Ulu-Muhammad on the miniature of the Facial Vault during the campaign against Murom

The borders of the Kazan kingdom in the south reached modern Volgograd, in the north they ran along the Pizhma River (from its mouth to the mouth of the Voya River), along the Vyatka River to the upper reaches of the Kama, in the west the border was the banks of the Volga and Sura, in the east the Kazan Kingdom bordered on the Nogai Horde . Moreover, the subjects of the Kazan kings were not nomads, but farmers.
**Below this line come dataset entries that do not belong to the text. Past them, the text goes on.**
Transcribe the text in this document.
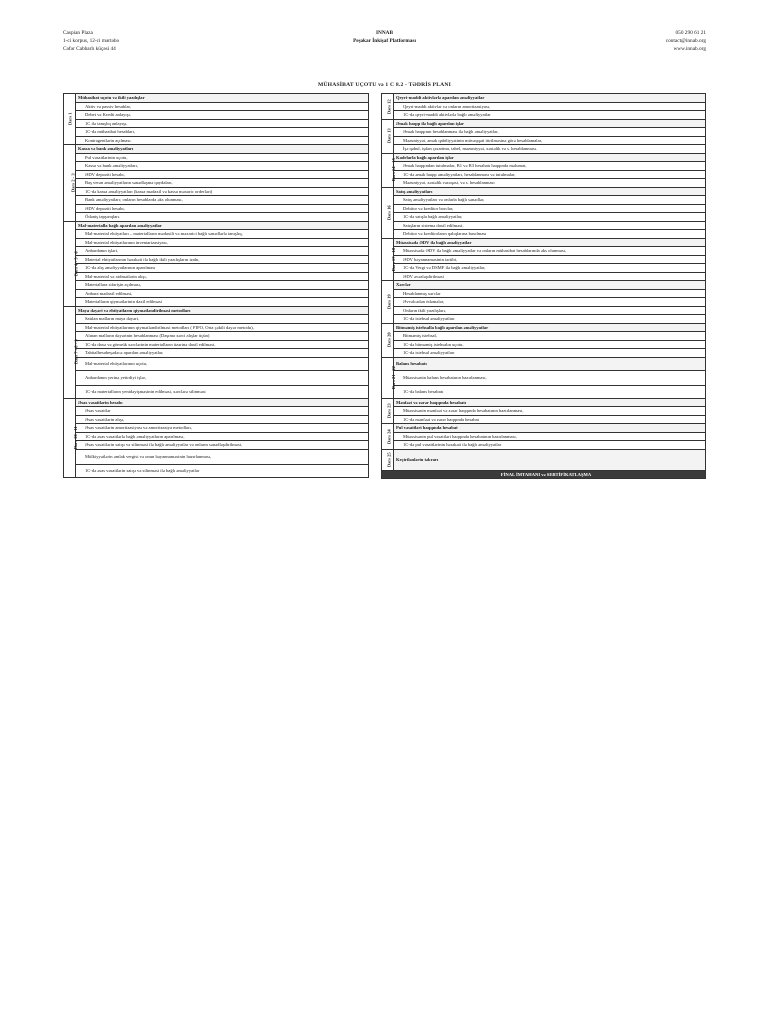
Caspian Plaza
1-ci korpus, 12-ci mərtəbə
Cəfər Cabbarlı küçəsi 44
INNAB
Peşəkar İnkişaf Platforması
050 290 61 21
contact@innab.org
www.innab.org
MÜHASİBAT UÇOTU və 1 C 8.2 - TƏDRİS PLANI
Dərs 1	Mühasibat uçotu və ikili yazılışlar
	Aktiv və passiv hesablar,
	Debet və Kredit anlayışı,
	1C ilə tanışlıq anlayışı,
	1C-də mühasibat hesabları,
	Kontragentlərin açılması.
Dərs 2 - 3	Kassa və bank əməliyyatları
	Pul vəsaitlərinin uçotu,
	Kassa və bank əməliyyatları,
	ƏDV depoziti hesabı,
	Baş verən əməliyyatların sənədləşmə qaydaları,
	1C-də kassa əməliyyatları (kassa mədaxil və kassa məxaric orderləri)
	Bank əməliyyatları; onların hesablarda əks olunması,
	ƏDV depoziti hesabı,
	Ödəniş tapşırıqları.
Dərs 4 - 5 - 6	Mal-materialla bağlı aparılan əməliyyatlar
	Mal-material ehtiyatları – materialların mədaxili və məxarici bağlı sənədlərlə tanışlıq,
	Mal-material ehtiyatlarının inventarizasiyası,
	Anbardanın işləri,
	Material ehtiyatlarının hərəkəti ilə bağlı ikili yazılışların izahı,
	1C-də alış əməliyyatlarının aparılması
	Mal-material və xidmətlərin alışı,
	Materiallara sifarişin açılması,
	Anbara mədaxil edilməsi,
	Materialların qiymətlərinin daxil edilməsi
Dərs 7 - 8 - 9	Maya dəyəri və ehtiyatların qiymətləndirilməsi metodları
	Satılan malların maya dəyəri,
	Mal-material ehtiyatlarının qiymətləndirilməsi metodları ( FIFO, Orta çəkili dəyər metodu),
	Alınan malların dəyərinin hesablanması (Daşıma xərci alışlar üçün)
	1C-də daxə və gömrük xərclərinin materialların üzərinə daxil edilməsi,
	Tabitalhesabeşədəcə aparılan əməliyyatlar,
	Mal-material ehtiyatlarının uçotu,
	Anbardanın yerinə yetirdiyi işlər,
	1C-də materialların yenidəyişməsinin edilməsi, xərclərə silinməsi
Dərs 10 - 11	Əsas vəsaitlərin hesabı
	Əsas vəsaitlər
	Əsas vəsaitlərin alışı,
	Əsas vəsaitlərin amortizasiyası və amortizasiya metodları,
	1C-də əsas vəsaitlərlə bağlı əməliyyatların aparılması,
	Əsas vəsaitlərin satışı və silinməsi ilə bağlı əməliyyatlar və onların sənədləşdirilməsi,
	Mülkiyyətlərin əmlak vergisi və onun bəyannaməsinin hazırlanması,
	1C-də əsas vəsaitlərin satışı və silinməsi ilə bağlı əməliyyatlar
Dərs 12	Qeyri-maddi aktivlərlə aparılan əməliyyatlar
	Qeyri-maddi aktivlər və onların amortizasiyası,
	1C-də qeyri-maddi aktivlərlə bağlı əməliyyatlar
Dərs 13	Əmək haqqı ilə bağlı aparılan işlər
	Əmək haqqının hesablanması ilə bağlı əməliyyatlar,
	Məzuniyyət, əmək qabiliyyətinin müvəqqəti itirilməsinə görə hesablamalar,
	İşə qəbul, işdən çıxartma, tabel, məzuniyyət, xəstəlik və s. hesablanması.
Dərs 14 - 15	Kadrlarla bağlı aparılan işlər
	Əmək haqqından tutulmalar, B1 və B3 hesabatı haqqında məlumat,
	1C-də əmək haqqı əməliyyatları, hesablanması və tutulmalar,
	Məzuniyyət, xəstəlik vərəqəsi, və s. hesablanması
Dərs 16	Satış əməliyyatları
	Satış əməliyyatları və onlarla bağlı sənədlər,
	Debitor və kreditor borclar,
	1C-də satışla bağlı əməliyyatlar,
	Satışların sistemə daxil edilməsi,
	Debitor və kreditorların qalıqlarına baxılması
Dərs 17 - 18	Müəssisədə ƏDV ilə bağlı əməliyyatlar
	Müəssisədə ƏDV ilə bağlı əməliyyatlar və onların mühasibat hesablarında əks olunması,
	ƏDV bəyannaməsinin tərtibi,
	1C-də Vergi və DSMF ilə bağlı əməliyyatlar,
	ƏDV əvəzləşdirilməsi
Dərs 19	Xərclər
	Hesablanmış xərclər
	Əvvəlcədən ödəmələr,
	Onların ikili yazılışları,
	1C-də istehsal əməliyyatları
Dərs 20	Bitməmiş istehsalla bağlı aparılan əməliyyatlar
	Bitməmiş istehsal,
	1C-də bitməmiş istehsalın uçotu,
	1C-də istehsal əməliyyatları
Dərs 21 - 22	Balans hesabatı
	Müəssisənin balans hesabatının hazırlanması,
	1C-də balans hesabatı
Dərs 23	Mənfəət və zərər haqqında hesabatı
	Müəssisənin mənfəət və zərər haqqında hesabatının hazırlanması,
	1C-də mənfəət və zərər haqqında hesabat
Dərs 24	Pul vəsaitləri haqqında hesabat
	Müəssisənin pul vəsaitləri haqqında hesabatının hazırlanması,
	1C-də pul vəsaitlərinin hərəkəti ilə bağlı əməliyyatlar
Dərs 25	Keçirilənlərin təkrarı
FİNAL İMTAHANI və SERTİFİKATLAŞMA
The secular Russian writer of the 16th century Ivan Peresvetov wrote:

“And I heard about this land, about the kingdom of Kazan, from many warriors who were in this Kazan kingdom, that they talk about it and compare it with the paradise land due to its great fertility.”


Kazan kingdom on the map

However, some believe that the true founder of this state was the eldest son of Ulu-Muhammad Mahmud (Mamotyak), who, according to the Resurrection Chronicle:

“He took the city of Kazan, killed the patrimony of the Kazan prince Libey, and sat down to reign in Kazan.”

The Nikon Chronicle reports the same thing:

“Tsar Mamutyak came from Kurmysh, took Kazan, and killed the Kazan prince Azy, and he himself reigned in Kazan, and from there the Kazan kingdom began to exist.”

That is, here the eldest son of Ulu-Muhammad appears in the role of the Prophetic Oleg - like the famous prince, he kills the ruler of Kazan on the grounds that he is not a member of the ruling dynasty.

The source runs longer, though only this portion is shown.